Von Detlef Anders 07.05.2006, 16:32

Gernrode/MZ. - Mit dem Ladestock wird das ganze nach unten gedrückt. Erst dann kann auf das Schloss ein Piston, eine Art Zündplätzchen, gelegt werden, das beim Ziehen des Abzuges den entscheidenden Funken gibt und das Schwarzpulver im Lauf zündet. Hans Engelhardt schießt seit vielen Jahren mit den originalgetreuen Nachbildungen von Percussionswaffen aus der Zeit um 1850. Ein Hobby, bei dem man ganz schön Tüfteln muss, um beispielsweise die optimale Schießpulvermenge zu bestimmen. "Patronierte Munition kann jeder verschießen", findet Thomas Poost, der Vorsitzende des Harzschützenbundes Gernrode.

Der Gernröder Verein war am Sonnabend Ausrichter der Kreisbestenermittlung des Kreisschützenbundes. "Kreismeisterschaft dürfen wir es nicht nennen, weil wir aufgelegt schießen", erklärte Schießleiter Bernd Steinecke, der Referent Schwarzpulver im Kreisschützenbund ist. "Wir haben viele betagte Leute", erklärte Steinecke die nachlassende Kraft und die Hoffnung, durch aufgelegtes Schießen mehr Schützen zur Teilnahme animieren zu können. "Wenn man eine halbe Minute zielt, wird das Teil immer schwerer." Bis zu 40 Minuten dauert das Abgeben der 15 Schüsse.

Der Harzgeröder Nane Jürgensen hatte auch seine Steinschlosspistole im Gepäck, die er zum 65. Geburtstag vor einem Jahr bekommen hatte. Aber für einen Wettkampf mit den traditionellen Duellpistolen aus Napoleons Zeiten gibt es zu wenig Schützen, erklärte Thomas Poost die Beschränkung auf Percussionswaffen. Außerdem sei das Schießen mit Feuerstein und Zündkraut, bei einer Sekunde Schussverzögerung und hohen Preisen für die Waffen, nicht jedermanns Sache.

Die Gernröder Harzschützen sind stolz auf ihre Tradition. Sie verweisen auf die langjährige Produktion von Gewehren in der Stadt. Bis 1901 gab es die Morgenrothsche Gewehrfabrik. Eine Waffe aus Gernrode hängt sogar im Louvre.
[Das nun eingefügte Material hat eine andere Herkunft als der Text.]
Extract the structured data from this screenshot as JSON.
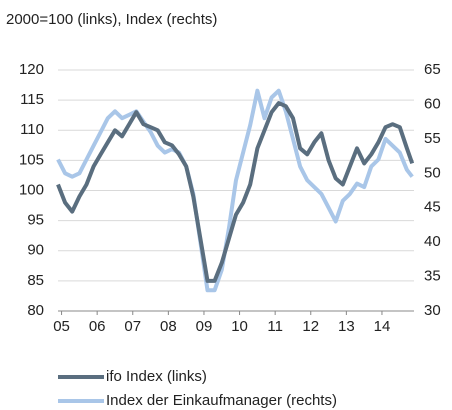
{
  "chart_data": {
    "type": "line",
    "subtitle": "2000=100 (links), Index (rechts)",
    "x": [
      2004.9,
      2005.1,
      2005.3,
      2005.5,
      2005.7,
      2005.9,
      2006.1,
      2006.3,
      2006.5,
      2006.7,
      2006.9,
      2007.1,
      2007.3,
      2007.5,
      2007.7,
      2007.9,
      2008.1,
      2008.3,
      2008.5,
      2008.7,
      2008.9,
      2009.1,
      2009.3,
      2009.5,
      2009.7,
      2009.9,
      2010.1,
      2010.3,
      2010.5,
      2010.7,
      2010.9,
      2011.1,
      2011.3,
      2011.5,
      2011.7,
      2011.9,
      2012.1,
      2012.3,
      2012.5,
      2012.7,
      2012.9,
      2013.1,
      2013.3,
      2013.5,
      2013.7,
      2013.9,
      2014.1,
      2014.3,
      2014.5,
      2014.7,
      2014.85
    ],
    "series": [
      {
        "name": "Index der Einkaufmanager (rechts)",
        "color": "#a9c6e8",
        "axis": "y2",
        "values": [
          52,
          50,
          49.5,
          50,
          52,
          54,
          56,
          58,
          59,
          58,
          58.5,
          59,
          57.5,
          56,
          54,
          53,
          53.5,
          53,
          51,
          47,
          40,
          33,
          33,
          36,
          42,
          49,
          53,
          57,
          62,
          58,
          61,
          62,
          59,
          55,
          51,
          49,
          48,
          47,
          45,
          43,
          46,
          47,
          48.5,
          48,
          51,
          52,
          55,
          54,
          53,
          50.5,
          49.5
        ]
      },
      {
        "name": "ifo Index (links)",
        "color": "#5a6e7f",
        "values": [
          101,
          98,
          96.5,
          99,
          101,
          104,
          106,
          108,
          110,
          109,
          111,
          113,
          111,
          110.5,
          110,
          108,
          107.5,
          106,
          104,
          99,
          92,
          85,
          85,
          88,
          92,
          96,
          98,
          101,
          107,
          110,
          113,
          114.5,
          114,
          112,
          107,
          106,
          108,
          109.5,
          105,
          102,
          101,
          104,
          107,
          104.5,
          106,
          108,
          110.5,
          111,
          110.5,
          107,
          104.5
        ]
      }
    ],
    "xlim": [
      2004.9,
      2014.9
    ],
    "xticks": [
      {
        "value": 2005,
        "label": "05"
      },
      {
        "value": 2006,
        "label": "06"
      },
      {
        "value": 2007,
        "label": "07"
      },
      {
        "value": 2008,
        "label": "08"
      },
      {
        "value": 2009,
        "label": "09"
      },
      {
        "value": 2010,
        "label": "10"
      },
      {
        "value": 2011,
        "label": "11"
      },
      {
        "value": 2012,
        "label": "12"
      },
      {
        "value": 2013,
        "label": "13"
      },
      {
        "value": 2014,
        "label": "14"
      }
    ],
    "ylim": [
      80,
      120
    ],
    "yticks": [
      80,
      85,
      90,
      95,
      100,
      105,
      110,
      115,
      120
    ],
    "y2lim": [
      30,
      65
    ],
    "y2ticks": [
      30,
      35,
      40,
      45,
      50,
      55,
      60,
      65
    ],
    "grid": true
  }
}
Mit der Pistole traten sieben Schützen an, zum Schießen mit den Langwaffen kamen 17 Schützen der Schützenvereine Thale, Hausneindorf, Siptenfelde, Etgersleben, vom Schießzentrum Ballenstedt und Gernrode in das Hagental. Bester Schütze wurde Detlef Freund aus Etgersleben, der schon mehrfacher Landesmeister war. 138 Ringe hatte auch Bernd Steinecke, doch er wurde nur Zweiter, weil er eine Neun weniger hatte als Freund. Der dritte Platz ging an Axel Knauer (135, SG Thale). Bei den Pistolenschützen gewann Wolfgang Seidel (111, SG Thale) vor Hans Engelhardt (104, Gernrode) und Henning Voß (92, SV Hausneindorf).

Nach dem Schießen war dann fast eine Stunde Waffenreinigen nötig. "Das hat mich jahrelang davon abgehalten, aber das Schießen macht einfach Spaß", meinte der für Thale startende Wernigeröder Wolfgang Seidel, der 1994 durch einen Freund zum Schwarzpulverschießen kam. Die Anhänger des traditionellen Schießens werden übrigens im Gegensatz zu vielen anderen schießsportlichen Disziplinen immer stärker.